Electrical – 7 Segment Common Cathode LED Digit Display Circuit for Arduino

7segmentdisplayarduinocircuit-design

For the first time I am going to make a digital clock with 7 segment displays with Arduino Multiplexing. I am about to use the following circuit to run 4 large Common Cathode 7 Segment LED Digit Displays. The circuit diagram shows only 2 digits with 4 of their anode pins connected. Hope you understand the full schematic from this diagram.

schematic

simulate this circuit – Schematic created using CircuitLab

My Questions are:

  1. Is this schematic correct?
  2. These are large 4 inches displays, run on 9V, Common Cathode type and consumes approx 200mA current total for all eight segments of each display.
    Programmatically, I am going to multiplex digit by digit, not
    segment by segment.
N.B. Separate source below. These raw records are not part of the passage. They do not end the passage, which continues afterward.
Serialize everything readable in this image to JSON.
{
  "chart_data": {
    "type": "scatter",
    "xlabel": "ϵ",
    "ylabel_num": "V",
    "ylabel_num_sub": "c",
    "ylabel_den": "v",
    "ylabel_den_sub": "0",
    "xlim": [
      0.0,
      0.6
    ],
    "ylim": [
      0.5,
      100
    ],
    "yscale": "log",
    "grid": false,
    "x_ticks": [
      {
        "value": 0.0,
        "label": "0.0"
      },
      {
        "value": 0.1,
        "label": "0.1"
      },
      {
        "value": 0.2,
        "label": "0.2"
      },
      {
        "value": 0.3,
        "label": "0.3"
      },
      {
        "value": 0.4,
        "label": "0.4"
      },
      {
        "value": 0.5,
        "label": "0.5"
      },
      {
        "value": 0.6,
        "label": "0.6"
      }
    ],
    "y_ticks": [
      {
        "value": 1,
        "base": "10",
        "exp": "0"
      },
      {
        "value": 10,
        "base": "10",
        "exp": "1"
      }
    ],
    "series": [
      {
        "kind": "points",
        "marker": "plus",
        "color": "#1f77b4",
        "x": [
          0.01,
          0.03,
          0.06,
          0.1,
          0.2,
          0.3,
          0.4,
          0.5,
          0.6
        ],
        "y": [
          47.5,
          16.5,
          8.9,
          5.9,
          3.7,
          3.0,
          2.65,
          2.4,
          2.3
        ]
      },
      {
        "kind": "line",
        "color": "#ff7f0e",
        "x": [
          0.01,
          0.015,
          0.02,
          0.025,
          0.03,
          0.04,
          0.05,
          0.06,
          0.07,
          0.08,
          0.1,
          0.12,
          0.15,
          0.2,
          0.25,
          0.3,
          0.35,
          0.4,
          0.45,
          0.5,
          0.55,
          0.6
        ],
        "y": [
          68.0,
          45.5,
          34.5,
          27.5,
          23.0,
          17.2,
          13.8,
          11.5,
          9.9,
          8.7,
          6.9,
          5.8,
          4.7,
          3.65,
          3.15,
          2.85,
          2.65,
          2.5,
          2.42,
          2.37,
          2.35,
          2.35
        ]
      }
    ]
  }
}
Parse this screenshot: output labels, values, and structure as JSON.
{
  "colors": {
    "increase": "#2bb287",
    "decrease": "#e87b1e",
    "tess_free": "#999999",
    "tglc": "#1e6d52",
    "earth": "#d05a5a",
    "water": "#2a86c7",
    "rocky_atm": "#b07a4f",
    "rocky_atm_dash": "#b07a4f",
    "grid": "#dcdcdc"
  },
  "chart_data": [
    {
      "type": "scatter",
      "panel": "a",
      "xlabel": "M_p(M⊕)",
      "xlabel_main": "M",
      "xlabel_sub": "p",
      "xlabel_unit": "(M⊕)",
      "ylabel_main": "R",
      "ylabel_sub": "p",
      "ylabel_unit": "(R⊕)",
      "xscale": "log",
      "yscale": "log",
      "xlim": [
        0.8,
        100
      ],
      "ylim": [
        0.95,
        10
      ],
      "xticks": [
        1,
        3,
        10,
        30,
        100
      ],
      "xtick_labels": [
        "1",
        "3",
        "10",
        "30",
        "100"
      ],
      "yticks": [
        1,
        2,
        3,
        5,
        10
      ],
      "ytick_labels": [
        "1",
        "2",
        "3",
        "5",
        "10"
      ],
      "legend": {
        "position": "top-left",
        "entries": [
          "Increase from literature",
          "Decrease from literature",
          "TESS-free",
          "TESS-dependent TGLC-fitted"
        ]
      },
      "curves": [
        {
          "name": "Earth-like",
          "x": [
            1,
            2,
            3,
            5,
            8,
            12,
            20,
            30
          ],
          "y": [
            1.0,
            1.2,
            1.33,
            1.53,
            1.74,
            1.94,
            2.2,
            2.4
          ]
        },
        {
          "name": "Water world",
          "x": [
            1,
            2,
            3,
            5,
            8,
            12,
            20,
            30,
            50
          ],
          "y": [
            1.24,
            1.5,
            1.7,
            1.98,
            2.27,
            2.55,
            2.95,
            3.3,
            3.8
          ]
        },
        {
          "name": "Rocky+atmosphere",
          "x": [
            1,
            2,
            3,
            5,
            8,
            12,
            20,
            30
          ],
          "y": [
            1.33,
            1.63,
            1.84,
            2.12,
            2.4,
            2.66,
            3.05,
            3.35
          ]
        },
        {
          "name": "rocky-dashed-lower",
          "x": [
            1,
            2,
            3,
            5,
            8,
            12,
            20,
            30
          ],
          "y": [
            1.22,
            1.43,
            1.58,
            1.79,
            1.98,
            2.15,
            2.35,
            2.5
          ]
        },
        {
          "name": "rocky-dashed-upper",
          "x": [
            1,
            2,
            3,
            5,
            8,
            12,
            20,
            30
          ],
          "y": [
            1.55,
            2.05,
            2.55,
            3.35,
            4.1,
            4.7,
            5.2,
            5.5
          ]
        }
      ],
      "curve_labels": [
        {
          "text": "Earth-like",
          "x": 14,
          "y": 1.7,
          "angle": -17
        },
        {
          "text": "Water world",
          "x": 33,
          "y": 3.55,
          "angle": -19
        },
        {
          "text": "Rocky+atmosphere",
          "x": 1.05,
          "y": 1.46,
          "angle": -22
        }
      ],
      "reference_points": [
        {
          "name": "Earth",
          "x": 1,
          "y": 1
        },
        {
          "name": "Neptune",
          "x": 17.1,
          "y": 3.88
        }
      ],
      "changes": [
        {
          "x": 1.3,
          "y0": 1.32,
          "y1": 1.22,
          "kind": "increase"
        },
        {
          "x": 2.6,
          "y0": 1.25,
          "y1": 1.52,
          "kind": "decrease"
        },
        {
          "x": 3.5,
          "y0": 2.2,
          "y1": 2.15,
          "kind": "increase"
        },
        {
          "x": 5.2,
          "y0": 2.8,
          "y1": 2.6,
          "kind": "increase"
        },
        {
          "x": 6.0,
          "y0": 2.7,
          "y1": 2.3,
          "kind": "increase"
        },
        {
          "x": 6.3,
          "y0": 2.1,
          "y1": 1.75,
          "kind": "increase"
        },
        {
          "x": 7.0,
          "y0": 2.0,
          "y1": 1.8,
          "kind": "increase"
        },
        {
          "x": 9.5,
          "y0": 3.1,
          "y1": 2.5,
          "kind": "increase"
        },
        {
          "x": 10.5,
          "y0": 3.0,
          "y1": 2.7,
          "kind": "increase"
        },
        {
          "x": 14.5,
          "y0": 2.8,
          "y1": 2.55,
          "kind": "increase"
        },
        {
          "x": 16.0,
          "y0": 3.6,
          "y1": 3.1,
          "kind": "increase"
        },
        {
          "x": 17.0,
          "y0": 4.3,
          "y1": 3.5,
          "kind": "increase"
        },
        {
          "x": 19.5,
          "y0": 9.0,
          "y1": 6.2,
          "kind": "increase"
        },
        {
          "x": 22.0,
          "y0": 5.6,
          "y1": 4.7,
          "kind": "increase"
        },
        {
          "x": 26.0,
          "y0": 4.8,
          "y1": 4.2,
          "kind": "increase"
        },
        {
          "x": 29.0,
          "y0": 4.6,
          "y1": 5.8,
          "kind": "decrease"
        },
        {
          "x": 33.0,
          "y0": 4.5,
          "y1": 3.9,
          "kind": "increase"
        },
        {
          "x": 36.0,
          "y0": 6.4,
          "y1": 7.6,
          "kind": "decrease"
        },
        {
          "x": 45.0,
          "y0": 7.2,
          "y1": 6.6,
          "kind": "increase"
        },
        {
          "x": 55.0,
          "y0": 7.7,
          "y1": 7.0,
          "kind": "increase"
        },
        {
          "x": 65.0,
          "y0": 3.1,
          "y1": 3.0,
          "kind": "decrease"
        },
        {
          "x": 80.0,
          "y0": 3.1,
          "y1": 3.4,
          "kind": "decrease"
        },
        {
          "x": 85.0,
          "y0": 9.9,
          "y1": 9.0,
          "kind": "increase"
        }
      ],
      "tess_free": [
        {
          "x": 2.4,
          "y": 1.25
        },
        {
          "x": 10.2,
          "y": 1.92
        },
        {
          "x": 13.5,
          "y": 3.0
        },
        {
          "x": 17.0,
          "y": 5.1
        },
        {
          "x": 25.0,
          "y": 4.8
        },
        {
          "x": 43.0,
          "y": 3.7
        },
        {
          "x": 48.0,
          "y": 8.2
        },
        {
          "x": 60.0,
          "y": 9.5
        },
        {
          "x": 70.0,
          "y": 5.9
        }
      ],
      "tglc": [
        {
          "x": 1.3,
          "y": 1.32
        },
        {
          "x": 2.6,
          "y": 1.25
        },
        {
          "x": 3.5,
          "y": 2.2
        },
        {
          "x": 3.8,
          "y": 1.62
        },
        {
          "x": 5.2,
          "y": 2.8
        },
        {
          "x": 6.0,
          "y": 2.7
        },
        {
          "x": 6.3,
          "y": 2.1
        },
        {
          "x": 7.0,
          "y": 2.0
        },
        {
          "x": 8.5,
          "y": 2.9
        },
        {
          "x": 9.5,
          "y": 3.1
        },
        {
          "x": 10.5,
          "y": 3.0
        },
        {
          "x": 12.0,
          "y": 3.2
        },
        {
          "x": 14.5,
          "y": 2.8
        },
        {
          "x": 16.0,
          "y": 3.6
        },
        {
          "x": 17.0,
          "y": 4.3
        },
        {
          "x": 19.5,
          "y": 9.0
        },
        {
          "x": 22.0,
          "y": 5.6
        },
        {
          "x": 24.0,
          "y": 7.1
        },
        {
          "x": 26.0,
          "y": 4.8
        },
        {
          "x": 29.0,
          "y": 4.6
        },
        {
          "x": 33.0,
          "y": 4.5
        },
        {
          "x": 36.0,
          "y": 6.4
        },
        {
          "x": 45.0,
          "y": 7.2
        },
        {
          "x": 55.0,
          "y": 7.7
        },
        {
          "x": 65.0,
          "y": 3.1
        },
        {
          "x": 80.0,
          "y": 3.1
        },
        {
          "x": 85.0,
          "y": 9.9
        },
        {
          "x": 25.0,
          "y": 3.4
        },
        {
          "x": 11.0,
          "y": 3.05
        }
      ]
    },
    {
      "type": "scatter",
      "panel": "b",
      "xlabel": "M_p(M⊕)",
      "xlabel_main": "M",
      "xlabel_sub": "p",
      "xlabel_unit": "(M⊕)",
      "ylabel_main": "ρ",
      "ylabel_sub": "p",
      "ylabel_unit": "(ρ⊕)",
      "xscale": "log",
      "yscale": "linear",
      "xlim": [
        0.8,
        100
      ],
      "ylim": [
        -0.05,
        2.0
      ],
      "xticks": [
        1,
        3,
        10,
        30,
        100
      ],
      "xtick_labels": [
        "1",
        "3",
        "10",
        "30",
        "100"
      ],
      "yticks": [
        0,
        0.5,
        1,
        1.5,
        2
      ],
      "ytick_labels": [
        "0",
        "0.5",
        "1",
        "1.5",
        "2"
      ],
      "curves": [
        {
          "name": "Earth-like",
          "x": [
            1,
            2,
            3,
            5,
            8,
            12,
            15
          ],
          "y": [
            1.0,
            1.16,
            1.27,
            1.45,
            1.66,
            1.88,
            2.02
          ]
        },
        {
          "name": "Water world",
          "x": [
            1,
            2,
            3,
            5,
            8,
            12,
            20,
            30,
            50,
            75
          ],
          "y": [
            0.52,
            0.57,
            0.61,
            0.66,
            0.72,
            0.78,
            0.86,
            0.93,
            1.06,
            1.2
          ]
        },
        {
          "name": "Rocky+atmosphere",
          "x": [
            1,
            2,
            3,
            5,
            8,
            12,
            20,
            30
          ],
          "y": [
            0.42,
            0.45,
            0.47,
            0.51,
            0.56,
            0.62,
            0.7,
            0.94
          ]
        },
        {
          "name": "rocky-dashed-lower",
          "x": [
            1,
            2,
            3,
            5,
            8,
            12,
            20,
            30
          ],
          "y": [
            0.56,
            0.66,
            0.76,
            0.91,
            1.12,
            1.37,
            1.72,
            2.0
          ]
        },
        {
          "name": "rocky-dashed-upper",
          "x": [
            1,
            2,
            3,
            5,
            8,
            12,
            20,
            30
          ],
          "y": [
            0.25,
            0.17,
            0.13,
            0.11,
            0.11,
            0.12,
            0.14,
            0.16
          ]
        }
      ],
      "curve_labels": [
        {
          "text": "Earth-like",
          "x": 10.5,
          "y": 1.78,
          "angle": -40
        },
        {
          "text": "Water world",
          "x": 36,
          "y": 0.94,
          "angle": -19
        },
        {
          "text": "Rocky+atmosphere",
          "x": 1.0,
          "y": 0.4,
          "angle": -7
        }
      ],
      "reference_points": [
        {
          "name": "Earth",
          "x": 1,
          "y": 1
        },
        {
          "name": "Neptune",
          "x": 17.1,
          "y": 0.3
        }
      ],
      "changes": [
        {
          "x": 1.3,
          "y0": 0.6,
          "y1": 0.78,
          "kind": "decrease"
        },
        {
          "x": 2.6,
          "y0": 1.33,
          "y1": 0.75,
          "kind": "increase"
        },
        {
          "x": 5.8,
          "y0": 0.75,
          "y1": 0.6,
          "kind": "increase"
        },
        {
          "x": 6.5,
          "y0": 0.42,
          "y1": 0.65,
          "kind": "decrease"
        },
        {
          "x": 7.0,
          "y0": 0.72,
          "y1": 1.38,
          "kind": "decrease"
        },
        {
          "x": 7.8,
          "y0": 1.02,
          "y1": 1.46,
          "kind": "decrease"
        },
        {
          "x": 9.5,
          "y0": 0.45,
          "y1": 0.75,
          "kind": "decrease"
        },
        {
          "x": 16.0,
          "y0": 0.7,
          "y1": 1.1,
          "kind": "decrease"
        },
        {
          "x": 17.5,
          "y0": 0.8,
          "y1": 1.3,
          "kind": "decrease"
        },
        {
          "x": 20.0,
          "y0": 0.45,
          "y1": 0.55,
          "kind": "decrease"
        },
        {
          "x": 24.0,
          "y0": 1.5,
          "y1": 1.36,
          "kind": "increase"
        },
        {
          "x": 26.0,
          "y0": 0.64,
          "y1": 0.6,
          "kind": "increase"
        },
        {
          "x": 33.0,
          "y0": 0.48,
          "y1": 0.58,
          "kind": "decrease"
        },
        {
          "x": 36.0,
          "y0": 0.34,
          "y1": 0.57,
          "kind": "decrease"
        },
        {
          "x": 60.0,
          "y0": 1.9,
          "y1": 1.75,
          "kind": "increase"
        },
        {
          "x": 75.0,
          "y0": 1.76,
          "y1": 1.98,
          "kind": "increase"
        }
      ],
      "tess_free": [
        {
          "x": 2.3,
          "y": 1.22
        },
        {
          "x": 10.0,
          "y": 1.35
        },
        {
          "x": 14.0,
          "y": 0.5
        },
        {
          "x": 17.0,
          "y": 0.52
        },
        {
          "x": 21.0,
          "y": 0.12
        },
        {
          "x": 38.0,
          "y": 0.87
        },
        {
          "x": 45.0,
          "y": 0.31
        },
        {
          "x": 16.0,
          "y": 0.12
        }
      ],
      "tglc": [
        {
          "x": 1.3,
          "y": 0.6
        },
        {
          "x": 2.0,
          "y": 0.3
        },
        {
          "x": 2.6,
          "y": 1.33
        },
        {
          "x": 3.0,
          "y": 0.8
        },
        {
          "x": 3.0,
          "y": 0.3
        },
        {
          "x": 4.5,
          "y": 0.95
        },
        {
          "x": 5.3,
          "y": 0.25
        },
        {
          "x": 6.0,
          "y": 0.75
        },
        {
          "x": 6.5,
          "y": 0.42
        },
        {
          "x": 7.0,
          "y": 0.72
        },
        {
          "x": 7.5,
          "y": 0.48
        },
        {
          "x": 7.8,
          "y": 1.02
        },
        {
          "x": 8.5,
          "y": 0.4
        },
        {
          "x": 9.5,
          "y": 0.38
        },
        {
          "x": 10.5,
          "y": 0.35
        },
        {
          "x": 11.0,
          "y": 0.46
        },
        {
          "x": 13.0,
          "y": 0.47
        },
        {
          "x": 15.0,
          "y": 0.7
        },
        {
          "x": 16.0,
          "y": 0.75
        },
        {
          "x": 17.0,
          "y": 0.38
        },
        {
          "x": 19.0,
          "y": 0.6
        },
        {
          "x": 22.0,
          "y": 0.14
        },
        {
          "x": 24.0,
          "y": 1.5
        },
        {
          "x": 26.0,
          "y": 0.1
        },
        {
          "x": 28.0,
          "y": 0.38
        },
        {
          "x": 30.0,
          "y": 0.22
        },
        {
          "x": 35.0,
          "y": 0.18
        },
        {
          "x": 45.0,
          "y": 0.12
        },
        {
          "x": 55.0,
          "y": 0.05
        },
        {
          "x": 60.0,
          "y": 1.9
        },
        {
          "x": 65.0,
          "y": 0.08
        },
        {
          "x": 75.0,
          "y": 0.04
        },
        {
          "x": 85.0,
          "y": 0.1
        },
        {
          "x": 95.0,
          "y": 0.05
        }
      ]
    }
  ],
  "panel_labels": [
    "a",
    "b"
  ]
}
Do you think BC337 is the right choice for this, considering in parallel that I will turn the digits on and off as frequent as once every 1 mS?
  3. Base resistors 1K Ohm. Is the value ok to supply enough current to transistor base and lit up the LEDs with Arduino's
    digitalWrite(Dn, HIGH) method?

Best Answer

Further to my comment - you need a high side switch.

For example:

enter image description here

Q2 is a jellybean NPN type (such as a bc548). If the base voltage of Q2 is below 0.6 V it is OFF, more than 0.6V it is ON. The output from an arduino (3V3 or 5V) can easily operate it. Note that the high resistance values means the arduino doesn't have to supply lots of current to enable the switch.

Q1 (bc327) is the PNP version of the bc337. When Q2 is OFF (input LOW), Q1 is off and no current can flow to the segment.

When Q2 is ON (input HIGH), Q1 is ON and current flows. You may need to limit the segment current with a resistor.

You'll need this circuit (or something similar) for each segment you wish to drive.